MOON
Dark Side of the Moon
Premier long métrage de Duncan Jones célébré par la critique, Moon fait partie de ces films de science-fiction d'un genre nouveau qui misent davantage sur la psychologie des personnages que sur la surenchère d'effets spéciaux et où la technologie passe finalement loin derrière l’individu. Entièrement porté par la performance du talentueux Sam Rockwell dans le rôle d'un employé de base lunaire isolé depuis trois ans du monde extérieur, il serait néanmoins injuste d'en négliger la musique qui ajoute au sentiment d'oppression, car, tout comme dans le remarquable remake de Solaris par Steven Soderbergh en 2002, la bande originale de Moon joue un rôle primordial: les thèmes répétitifs font la part belle aux ambiances électro-acoustiques sombres où Clint Mansell puise une fois de plus dans différentes influences allant du rock (Welcome to Lunar Industries) au piano classique (Memories) via des passages électroniques (I'm Sam Bell, too...).
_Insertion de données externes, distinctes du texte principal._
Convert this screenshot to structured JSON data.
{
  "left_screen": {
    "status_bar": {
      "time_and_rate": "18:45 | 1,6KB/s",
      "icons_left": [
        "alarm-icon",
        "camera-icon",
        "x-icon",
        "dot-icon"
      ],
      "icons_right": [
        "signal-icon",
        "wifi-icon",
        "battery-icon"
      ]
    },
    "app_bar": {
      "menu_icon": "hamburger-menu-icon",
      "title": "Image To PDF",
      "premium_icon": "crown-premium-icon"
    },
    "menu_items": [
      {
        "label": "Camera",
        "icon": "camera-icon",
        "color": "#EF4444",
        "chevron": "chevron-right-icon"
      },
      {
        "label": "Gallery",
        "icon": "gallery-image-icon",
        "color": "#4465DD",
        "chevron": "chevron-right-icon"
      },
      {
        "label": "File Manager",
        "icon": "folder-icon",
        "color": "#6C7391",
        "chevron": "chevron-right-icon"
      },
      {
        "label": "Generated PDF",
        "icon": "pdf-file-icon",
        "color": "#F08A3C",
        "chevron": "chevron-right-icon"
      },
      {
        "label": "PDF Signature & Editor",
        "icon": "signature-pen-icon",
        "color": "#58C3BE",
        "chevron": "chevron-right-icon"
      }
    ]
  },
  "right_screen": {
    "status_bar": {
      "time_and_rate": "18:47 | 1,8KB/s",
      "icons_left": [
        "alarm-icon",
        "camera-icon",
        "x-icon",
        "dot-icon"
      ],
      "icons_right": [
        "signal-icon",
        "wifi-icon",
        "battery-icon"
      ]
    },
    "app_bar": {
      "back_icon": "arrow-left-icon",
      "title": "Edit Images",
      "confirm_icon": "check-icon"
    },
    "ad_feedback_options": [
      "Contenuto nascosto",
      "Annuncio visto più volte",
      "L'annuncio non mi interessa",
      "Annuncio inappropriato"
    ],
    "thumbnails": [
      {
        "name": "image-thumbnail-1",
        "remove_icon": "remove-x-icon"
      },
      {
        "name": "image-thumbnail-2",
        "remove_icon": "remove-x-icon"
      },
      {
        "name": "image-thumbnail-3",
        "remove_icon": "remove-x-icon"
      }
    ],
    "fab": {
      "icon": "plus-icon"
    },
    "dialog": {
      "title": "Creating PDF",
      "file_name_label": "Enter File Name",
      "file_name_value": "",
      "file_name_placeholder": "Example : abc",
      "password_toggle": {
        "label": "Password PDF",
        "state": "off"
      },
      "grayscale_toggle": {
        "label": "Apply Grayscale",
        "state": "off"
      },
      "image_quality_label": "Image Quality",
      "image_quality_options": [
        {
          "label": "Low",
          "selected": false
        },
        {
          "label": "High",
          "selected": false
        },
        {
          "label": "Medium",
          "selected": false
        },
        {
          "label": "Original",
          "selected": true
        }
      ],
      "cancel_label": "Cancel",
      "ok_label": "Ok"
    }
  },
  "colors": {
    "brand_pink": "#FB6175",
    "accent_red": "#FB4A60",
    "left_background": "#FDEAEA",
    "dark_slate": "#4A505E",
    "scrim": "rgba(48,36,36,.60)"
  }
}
D’ailleurs, sur sa page MySpace, le compositeur présente sa musique comme un mélange de post-punk, de minimalisme et de classique.
À l’instar de la bande originale de Solaris composée par Cliff Martinez, celle de Moon possède une vie autonome tout en ayant l'élégance de ne jamais vampiriser le propos: la solitude y est mise en musique telle une chape de plomb sans pour autant être écrasante, et malgré un côté éminemment claustrophobe, les thèmes élaborés par Clint Mansell possèdent la complexité d’un kaléidoscope, évoluant tout en finesse de l’ombre à la lumière et vice versa.
Lui-même venu du rock (il était leader du groupe Pop Will Eat Itself dans les années 90), le Britannique a toujours su tirer parti de sa singularité pour composer des musiques de film atypiques.
Une association particulièrement féconde est celle qui le lie au cinéaste Darren Aronofsky auquel il est fidèle depuis son premier long métrage, l’étonnant Pi en 1998. C’est Requiem for a Dream qui met le tandem en orbite deux ans plus tard: cette collaboration avec le Kronos Quartet fera de Clint Mansell un compositeur incontournable, lui permettant de mettre son talent au service de nombreux films, parmi lesquels on retrouve des titres aussi variés que The Hole (Nick Hamm, 2001), Murder by Numbers (Barbet Schroeder, 2002), Man on Fire (Tony Scott, 2004) ou encore le générique pour le pilote de la série Les Experts: Miami avant que le compositeur ne retrouve son alter ego Darren Aronofsky pour The Fountain en 2006 et The Wrestler en 2008.
Pour Moon, il compose une bande originale intimiste et intrigante dans la lignée de Requiem for a Dream, apposant sa patte avec fermeté et néanmoins discrétion, tout comme le jeune réalisateur Duncan Jones qui, avec Moon, s’émancipe de son illustre géniteur pour imposer son talent, empochant au passage un British Academy of Film and Television Arts Awards (BAFTA), deux British Independent Film Awards, ainsi que toute une flopée de distinctions en festivals, dont le Prix du Jury et celui de la Critique à Gérardmer.